Your understanding is correct as long as RNN starts generating output based on user input. For a task like writing a story in the style of someone based on the sentences seen so far, RNN can start without any input at all. So, both approaches are okay.

HI Balaji,
I don’t quite understand the answer at this time.

Take a look at the RNN model in the “Language Model and Sequence Generation” lecture. There is a picture of the RNN model at time 11:00 in the video. I am wondering why y_<1>, y_<2> and etc. are acting as the input to the RNN. y labels are normally outputs.

Also, what should be the value of y_<1>, y_<2> and etc? In the RNN model, x_<2> = y_<1> = “Cats” and x_<3> = y_<2> = “average”. x_<2>, x_<3> and etc. are input values. How could x_<2> be equal to y_<1>, which is an output Y label?

The bottom line is that I am totally confused about the RNN model.

No worries.

The 1st thing to understand is that the weights of an RNN block are shared across all timeseps. For the sake of understanding, the time unrolled view of the RNN is drawn on the slide.

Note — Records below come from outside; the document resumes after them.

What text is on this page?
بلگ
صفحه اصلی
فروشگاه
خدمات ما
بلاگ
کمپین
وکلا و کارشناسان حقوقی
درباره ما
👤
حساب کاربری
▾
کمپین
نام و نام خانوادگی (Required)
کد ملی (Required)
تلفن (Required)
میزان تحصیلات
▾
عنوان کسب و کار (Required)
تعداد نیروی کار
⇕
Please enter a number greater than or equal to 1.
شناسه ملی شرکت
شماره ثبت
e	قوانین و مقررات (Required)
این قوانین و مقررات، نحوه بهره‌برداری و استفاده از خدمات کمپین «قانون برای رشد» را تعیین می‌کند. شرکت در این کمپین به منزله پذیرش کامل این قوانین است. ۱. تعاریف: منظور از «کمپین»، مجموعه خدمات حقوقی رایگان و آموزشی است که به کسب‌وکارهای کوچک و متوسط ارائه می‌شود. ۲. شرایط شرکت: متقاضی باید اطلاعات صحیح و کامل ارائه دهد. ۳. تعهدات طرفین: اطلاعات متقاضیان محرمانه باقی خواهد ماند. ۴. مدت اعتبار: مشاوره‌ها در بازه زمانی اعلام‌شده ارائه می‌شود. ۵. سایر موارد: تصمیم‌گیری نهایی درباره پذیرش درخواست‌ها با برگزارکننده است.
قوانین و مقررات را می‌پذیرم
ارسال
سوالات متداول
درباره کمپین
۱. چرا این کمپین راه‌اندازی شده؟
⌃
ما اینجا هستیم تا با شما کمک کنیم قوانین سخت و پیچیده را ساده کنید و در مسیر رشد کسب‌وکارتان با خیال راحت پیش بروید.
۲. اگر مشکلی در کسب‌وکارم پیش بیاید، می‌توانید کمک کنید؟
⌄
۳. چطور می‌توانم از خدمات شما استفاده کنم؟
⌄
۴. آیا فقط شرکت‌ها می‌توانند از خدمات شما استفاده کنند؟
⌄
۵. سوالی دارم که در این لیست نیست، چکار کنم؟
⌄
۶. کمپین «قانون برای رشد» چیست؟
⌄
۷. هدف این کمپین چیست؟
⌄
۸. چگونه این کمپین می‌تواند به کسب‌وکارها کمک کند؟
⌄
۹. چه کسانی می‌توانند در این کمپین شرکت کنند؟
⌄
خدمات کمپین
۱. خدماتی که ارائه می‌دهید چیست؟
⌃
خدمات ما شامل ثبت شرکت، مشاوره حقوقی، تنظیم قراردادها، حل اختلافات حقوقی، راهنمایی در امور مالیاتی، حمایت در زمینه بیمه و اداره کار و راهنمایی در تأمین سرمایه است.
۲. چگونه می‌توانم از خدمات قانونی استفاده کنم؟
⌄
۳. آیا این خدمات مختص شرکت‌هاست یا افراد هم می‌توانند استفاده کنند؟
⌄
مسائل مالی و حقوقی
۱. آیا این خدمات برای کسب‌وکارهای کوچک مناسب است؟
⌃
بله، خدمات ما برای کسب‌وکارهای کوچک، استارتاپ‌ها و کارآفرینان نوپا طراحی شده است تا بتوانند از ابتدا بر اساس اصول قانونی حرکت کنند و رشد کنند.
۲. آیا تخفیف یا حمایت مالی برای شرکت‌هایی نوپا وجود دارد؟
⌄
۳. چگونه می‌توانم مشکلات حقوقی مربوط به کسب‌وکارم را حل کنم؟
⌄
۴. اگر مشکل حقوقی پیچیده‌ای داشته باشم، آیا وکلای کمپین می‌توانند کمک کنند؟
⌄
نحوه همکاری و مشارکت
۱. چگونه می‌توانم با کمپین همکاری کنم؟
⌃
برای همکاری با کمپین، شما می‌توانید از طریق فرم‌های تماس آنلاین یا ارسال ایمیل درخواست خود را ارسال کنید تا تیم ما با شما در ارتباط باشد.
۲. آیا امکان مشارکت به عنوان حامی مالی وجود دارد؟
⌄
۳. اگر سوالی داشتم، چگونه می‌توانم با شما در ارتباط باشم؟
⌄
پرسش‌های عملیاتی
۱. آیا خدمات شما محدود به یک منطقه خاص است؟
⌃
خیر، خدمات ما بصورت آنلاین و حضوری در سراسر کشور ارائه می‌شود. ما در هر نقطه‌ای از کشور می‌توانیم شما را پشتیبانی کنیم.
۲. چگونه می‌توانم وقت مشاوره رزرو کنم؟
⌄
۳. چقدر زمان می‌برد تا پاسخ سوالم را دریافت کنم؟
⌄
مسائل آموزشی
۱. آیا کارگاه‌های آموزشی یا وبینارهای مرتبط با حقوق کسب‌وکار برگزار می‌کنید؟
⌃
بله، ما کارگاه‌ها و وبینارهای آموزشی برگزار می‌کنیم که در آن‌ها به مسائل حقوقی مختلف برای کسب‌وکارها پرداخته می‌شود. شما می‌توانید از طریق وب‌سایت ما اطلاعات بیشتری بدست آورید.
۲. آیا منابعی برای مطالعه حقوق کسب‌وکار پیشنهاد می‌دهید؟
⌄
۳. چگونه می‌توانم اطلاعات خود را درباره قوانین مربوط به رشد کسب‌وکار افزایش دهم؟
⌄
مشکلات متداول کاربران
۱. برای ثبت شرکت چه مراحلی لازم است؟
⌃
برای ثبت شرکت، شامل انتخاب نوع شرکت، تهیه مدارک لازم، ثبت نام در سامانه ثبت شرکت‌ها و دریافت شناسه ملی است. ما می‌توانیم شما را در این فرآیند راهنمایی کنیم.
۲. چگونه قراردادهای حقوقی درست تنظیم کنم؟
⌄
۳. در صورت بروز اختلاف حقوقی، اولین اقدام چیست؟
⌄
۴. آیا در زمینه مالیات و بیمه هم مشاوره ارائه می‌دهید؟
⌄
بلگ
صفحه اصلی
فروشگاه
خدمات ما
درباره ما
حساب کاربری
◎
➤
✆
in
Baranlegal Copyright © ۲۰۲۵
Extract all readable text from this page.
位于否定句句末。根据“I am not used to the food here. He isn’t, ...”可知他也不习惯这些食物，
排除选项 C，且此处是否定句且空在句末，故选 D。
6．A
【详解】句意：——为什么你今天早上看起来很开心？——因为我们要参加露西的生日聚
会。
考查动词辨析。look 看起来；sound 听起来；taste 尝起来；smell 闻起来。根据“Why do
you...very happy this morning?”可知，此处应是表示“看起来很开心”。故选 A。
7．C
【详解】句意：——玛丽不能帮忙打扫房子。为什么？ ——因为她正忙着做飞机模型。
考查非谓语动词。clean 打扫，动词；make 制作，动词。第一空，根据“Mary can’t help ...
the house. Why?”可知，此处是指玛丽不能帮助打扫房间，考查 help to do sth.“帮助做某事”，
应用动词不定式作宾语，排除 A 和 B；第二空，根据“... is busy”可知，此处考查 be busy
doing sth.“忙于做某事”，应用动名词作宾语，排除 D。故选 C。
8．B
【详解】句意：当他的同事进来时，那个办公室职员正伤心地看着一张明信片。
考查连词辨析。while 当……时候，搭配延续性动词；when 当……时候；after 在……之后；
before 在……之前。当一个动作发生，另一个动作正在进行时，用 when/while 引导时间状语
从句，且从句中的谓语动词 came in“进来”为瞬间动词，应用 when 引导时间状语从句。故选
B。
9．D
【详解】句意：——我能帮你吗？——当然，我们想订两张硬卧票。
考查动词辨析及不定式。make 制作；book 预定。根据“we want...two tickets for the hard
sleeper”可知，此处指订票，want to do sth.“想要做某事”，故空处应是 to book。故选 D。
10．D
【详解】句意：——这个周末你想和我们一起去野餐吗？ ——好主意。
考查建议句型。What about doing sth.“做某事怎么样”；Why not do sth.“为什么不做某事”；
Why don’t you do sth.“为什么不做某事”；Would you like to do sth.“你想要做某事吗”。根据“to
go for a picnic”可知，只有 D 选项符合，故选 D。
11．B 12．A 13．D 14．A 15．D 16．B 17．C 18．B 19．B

With this in mind, consider the task where we want the RNN to generate rest of the sentence given a starting word or no word to follow the style of the training corpus closely. RNN generates one timestep at a time i.e. next word given the current word and the context that captures the words seen so far. This is why the RNN feeds the output y_{<i>} as input to generate the next word y_{<i + 1>}